Here’s a look at just some of United Airlines’ fare classes, for example.

united fare classes 

There are close to a dozen or more different fare classes for even a standard economy seat, each with its own set of rules for upgrades, earning miles, and more. Basic economy fares – the bare-bones tickets sans seat assignments or checked baggage – are represented by an entirely different fare class. Even award fares booked with miles have a distinct classification.

Here’s the important part: Every fare class has its own price. So when the cheapest fare class sells out – or an airline simply decides to remove that fare class – the price will jump up to the next, higher-priced class.

So let’s say you’re looking at roundtrip flights from Minneapolis-St. Paul (MSP) to Las Vegas (LAS) on Google Flights and you see a good deal for $148 roundtrip. Little do you know, there’s only two tickets remaining at that price.

msp to las vegas 

So when you go back an hour – or even just a few minutes – later and find that price is gone, it’s not because Delta is tracking your searches. Those two cheapest tickets likely just sold. Or Delta decided to pull it.

That’s it. These quirks with airfare classes and pricing explain 90% or more of the frustrating fluctuations you may see.

In some cases, you might be searching through Google Flights and click through to book a good deal only to find the price has shot up. But again, it’s not that you’re being tracked. Instead, because flight prices are changing constantly, sometimes Google Flights will briefly display an out-of-date price that has since changed due to cached data.

Those mismatches typically get fixed within minutes, if not seconds. But every once in a while, it may look like Google Flights or your airline have tried to pull a fast one on you.


What About Using a VPN to Find Cheaper Flights?

Right after searching incognito and clearing your cookies, using a VPN (virtual private network) to disguise the location you’re searching from might just be the most frequently repeated travel tip for finding cheap flights. In this case, it can sometimes work … but not for the reasons you may think.

It’s not about how you’re searching: It’s about where you’re searching from. Some flight search platforms and even individual airlines can charge drastically different amounts based upon the point-of-sale – or at least where the website thinks you’re buying a ticket.

Whether you use a VPN or simply navigate through an airline’s website to select a different location, it can result in some savings … or additional costs. For example, when I needed to book flights from Bogota (BOG) and Cartagena (CTG) and back earlier this year, searching from the U.S. yielded roundtrip fares for just over $111.

bogota to cartagena 

But after switching my location on Avianca’s site to Colombia itself, it pulled up the exact same flights at 354,000 Colombian pesos – dropping the price by $30 apiece to $81 USD.
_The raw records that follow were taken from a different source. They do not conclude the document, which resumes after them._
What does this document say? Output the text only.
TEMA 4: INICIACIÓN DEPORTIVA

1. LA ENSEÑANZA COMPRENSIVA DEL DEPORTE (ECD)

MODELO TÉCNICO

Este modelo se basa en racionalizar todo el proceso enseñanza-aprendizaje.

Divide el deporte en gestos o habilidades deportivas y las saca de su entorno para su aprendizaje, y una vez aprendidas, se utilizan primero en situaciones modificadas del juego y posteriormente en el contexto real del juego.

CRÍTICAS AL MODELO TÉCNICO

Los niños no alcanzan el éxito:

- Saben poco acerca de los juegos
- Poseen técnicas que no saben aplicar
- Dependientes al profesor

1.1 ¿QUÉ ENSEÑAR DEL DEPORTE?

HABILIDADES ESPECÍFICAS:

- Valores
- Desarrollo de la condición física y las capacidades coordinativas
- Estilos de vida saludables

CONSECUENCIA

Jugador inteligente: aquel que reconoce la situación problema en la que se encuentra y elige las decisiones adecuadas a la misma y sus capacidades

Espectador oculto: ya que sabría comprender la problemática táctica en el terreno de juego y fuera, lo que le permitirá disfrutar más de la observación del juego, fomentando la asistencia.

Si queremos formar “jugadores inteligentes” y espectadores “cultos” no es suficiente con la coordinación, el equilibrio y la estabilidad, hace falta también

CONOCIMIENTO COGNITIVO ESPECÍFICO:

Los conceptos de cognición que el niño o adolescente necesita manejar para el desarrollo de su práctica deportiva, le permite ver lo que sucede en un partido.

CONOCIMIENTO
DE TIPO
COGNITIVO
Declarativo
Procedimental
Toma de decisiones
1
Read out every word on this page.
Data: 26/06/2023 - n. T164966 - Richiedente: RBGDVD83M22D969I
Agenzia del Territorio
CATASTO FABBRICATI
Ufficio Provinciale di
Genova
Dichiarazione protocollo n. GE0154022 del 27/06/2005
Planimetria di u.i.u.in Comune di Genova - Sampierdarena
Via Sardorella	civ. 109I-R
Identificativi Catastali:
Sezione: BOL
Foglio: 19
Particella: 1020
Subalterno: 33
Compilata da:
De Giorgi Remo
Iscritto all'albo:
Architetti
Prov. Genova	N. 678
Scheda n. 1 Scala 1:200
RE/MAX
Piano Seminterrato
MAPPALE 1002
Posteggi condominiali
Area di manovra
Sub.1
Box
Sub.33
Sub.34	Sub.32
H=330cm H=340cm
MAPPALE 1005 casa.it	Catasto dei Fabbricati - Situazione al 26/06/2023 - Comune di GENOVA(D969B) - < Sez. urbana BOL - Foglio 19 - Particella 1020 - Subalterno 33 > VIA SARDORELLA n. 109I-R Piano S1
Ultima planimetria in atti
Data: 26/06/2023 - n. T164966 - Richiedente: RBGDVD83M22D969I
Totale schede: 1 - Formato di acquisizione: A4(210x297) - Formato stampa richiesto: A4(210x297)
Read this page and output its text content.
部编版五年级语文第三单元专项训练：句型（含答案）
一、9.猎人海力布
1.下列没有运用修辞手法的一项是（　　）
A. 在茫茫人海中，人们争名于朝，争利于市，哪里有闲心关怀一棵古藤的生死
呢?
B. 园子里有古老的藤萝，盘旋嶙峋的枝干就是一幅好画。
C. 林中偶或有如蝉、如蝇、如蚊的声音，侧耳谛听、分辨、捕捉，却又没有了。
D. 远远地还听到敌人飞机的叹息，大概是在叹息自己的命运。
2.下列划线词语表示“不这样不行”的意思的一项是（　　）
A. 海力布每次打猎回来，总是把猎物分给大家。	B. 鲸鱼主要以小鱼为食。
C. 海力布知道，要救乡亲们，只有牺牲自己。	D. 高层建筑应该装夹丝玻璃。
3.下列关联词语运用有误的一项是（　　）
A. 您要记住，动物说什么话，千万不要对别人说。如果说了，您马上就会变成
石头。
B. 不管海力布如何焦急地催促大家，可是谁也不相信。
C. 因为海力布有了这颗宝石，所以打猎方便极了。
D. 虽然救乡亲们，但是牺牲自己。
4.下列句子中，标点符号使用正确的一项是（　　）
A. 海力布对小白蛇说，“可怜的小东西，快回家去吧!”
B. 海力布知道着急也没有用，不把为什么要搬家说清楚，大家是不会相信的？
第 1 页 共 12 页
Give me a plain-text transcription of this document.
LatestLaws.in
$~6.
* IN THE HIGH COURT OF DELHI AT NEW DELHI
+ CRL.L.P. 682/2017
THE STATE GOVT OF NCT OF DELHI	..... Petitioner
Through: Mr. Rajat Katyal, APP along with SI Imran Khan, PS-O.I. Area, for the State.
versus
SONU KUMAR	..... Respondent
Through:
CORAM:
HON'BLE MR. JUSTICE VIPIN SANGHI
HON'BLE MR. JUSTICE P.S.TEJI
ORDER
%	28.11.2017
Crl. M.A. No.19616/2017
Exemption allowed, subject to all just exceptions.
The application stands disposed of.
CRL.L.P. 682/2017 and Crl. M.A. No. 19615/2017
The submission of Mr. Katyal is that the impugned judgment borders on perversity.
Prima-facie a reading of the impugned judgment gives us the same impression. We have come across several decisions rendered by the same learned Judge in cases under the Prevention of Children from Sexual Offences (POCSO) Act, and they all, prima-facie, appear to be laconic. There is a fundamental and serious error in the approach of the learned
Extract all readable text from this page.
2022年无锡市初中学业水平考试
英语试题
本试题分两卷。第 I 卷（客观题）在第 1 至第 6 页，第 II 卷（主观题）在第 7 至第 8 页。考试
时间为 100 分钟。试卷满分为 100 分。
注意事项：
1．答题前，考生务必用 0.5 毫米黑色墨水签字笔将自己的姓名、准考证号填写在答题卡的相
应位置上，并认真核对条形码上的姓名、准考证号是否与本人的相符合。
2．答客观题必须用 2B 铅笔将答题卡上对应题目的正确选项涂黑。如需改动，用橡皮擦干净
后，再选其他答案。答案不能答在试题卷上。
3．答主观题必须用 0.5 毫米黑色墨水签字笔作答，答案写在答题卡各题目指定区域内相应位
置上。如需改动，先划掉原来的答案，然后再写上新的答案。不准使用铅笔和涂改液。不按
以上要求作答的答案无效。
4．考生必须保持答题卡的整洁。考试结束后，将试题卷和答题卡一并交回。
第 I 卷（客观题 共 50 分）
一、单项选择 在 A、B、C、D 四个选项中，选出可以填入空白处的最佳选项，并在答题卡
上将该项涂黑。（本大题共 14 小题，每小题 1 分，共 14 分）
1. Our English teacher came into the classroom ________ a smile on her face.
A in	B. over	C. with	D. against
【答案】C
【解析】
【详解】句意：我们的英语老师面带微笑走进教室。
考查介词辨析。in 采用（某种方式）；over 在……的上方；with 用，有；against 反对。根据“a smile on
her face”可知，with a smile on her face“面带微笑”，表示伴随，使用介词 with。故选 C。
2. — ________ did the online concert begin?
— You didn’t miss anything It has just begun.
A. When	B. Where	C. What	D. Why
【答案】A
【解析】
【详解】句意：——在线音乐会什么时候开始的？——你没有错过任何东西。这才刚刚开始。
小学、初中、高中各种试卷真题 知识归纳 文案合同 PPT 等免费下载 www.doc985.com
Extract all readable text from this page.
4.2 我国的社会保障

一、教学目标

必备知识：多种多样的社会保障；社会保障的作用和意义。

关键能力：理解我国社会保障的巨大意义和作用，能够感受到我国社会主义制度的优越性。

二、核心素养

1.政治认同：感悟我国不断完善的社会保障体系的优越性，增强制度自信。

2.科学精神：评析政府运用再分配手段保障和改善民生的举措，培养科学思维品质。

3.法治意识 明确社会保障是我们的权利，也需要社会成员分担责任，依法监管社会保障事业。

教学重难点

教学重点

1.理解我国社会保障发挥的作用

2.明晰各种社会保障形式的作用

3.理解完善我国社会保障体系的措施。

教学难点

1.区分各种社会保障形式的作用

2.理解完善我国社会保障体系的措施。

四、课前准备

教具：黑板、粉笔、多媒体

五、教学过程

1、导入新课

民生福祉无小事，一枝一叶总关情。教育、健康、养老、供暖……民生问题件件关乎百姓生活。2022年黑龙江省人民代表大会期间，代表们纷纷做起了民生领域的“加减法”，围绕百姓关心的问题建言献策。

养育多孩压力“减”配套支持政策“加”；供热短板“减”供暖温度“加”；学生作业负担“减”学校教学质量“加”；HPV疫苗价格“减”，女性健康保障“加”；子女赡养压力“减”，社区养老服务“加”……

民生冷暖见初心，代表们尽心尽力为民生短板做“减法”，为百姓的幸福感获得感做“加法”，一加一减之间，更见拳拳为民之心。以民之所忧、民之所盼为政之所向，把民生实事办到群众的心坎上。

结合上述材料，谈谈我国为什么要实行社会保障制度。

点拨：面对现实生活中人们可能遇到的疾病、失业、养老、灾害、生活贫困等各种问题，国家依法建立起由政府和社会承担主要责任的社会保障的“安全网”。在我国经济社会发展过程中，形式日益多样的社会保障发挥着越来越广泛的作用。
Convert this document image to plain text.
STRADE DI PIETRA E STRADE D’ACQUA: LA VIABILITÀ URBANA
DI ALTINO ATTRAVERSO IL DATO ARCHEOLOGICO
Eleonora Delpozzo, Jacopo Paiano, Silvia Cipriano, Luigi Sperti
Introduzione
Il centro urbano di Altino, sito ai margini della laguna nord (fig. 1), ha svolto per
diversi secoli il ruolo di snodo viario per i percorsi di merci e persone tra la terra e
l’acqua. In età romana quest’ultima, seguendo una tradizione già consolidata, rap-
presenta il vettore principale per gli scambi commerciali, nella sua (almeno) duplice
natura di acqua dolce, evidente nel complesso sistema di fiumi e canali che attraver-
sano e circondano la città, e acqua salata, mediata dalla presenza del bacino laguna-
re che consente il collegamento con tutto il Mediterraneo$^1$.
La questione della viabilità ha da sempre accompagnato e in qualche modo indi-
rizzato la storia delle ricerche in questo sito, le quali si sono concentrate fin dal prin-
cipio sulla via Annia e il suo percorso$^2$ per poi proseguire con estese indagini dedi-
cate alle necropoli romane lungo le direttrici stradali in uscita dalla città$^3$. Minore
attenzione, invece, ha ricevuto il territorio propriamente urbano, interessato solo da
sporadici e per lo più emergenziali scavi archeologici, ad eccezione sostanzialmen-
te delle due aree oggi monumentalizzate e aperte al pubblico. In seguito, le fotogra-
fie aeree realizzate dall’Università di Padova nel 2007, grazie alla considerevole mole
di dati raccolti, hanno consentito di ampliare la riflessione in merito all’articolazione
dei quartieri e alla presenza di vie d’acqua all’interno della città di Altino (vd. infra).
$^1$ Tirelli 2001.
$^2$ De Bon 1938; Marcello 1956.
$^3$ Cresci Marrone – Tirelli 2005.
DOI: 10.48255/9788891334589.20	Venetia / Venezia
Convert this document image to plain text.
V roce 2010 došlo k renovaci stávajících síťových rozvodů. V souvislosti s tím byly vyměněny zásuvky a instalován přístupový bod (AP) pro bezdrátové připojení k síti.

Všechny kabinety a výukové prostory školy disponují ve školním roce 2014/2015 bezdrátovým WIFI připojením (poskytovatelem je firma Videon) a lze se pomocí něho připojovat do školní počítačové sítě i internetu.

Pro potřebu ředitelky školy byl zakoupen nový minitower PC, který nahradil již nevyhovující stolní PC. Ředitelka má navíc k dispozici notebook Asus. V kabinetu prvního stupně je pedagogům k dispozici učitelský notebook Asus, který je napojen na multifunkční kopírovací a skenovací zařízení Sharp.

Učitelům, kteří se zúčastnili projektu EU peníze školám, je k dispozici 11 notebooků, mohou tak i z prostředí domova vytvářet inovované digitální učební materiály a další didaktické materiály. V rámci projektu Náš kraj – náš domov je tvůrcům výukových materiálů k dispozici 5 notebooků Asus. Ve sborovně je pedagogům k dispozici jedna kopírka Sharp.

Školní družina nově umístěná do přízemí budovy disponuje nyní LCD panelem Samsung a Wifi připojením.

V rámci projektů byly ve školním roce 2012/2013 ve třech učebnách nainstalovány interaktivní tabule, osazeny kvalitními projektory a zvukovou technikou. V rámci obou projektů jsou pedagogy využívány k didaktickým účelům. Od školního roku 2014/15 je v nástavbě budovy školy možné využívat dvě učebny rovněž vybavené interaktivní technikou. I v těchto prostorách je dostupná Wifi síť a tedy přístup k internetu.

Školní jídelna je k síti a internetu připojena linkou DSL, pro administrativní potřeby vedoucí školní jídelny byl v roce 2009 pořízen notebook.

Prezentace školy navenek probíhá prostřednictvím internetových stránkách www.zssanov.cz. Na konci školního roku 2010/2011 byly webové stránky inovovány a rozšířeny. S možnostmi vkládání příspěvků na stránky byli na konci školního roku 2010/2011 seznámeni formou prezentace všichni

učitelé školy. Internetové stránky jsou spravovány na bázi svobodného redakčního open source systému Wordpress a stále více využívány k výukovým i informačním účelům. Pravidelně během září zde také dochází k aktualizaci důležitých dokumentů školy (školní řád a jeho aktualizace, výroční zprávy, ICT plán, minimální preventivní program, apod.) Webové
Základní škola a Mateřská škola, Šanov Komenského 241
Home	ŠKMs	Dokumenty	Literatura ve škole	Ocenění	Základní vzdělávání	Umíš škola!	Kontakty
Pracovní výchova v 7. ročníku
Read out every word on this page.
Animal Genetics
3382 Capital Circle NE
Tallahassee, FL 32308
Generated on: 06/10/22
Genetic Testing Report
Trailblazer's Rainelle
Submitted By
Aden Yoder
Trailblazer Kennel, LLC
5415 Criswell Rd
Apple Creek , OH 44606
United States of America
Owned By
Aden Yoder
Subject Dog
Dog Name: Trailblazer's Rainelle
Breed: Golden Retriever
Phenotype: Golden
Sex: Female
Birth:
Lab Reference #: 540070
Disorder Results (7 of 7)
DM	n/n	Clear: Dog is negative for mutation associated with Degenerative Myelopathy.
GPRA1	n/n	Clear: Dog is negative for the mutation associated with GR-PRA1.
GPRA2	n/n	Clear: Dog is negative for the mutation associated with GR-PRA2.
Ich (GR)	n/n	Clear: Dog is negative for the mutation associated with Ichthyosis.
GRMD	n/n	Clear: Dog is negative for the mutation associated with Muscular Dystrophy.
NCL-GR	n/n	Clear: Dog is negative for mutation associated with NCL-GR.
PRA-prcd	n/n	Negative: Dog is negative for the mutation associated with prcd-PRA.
bogota to cartagena flights 

If you’re trying this money-saving method, make sure you’ve got a credit card that doesn’t charge foreign transaction fees!

But don’t assume that searching from the home country (and paying in its currency) is always the key to savings. For example, these long-haul flights from New York City (JFK) down to Buenos Aires (EZE) on Aeromexico clock in just over $1,000.

aeromexico flight buenos aires 

By switching my point of sale to Argentina itself, the exact same flights cost 229,637 Argentine pesos. That works out to more than $1,719 USD – an extra $700!

new york city argentina 

Let me be clear: This is incredibly hit or miss. You could run 100 searches around the globe and only run into this issue once or twice. It just depends on where you’re flying – and where you’re buying.

Is it worth trying? Yes, especially if you don’t like the prices you see on a flight abroad, change your point of sale or fire up a VPN and compare the prices.

But though this technique can help at times, it’s by no means a silver bullet to saving on flights.


Bottom Line

If you really want to know how to find cheap flights, you need to know the facts.

You can search incognito for flights if you want, but it’s not doing you any good. And stop wasting your time clearing your cookies, too. These tips have been passed around for years even by so-called experts. But they’re simply not true.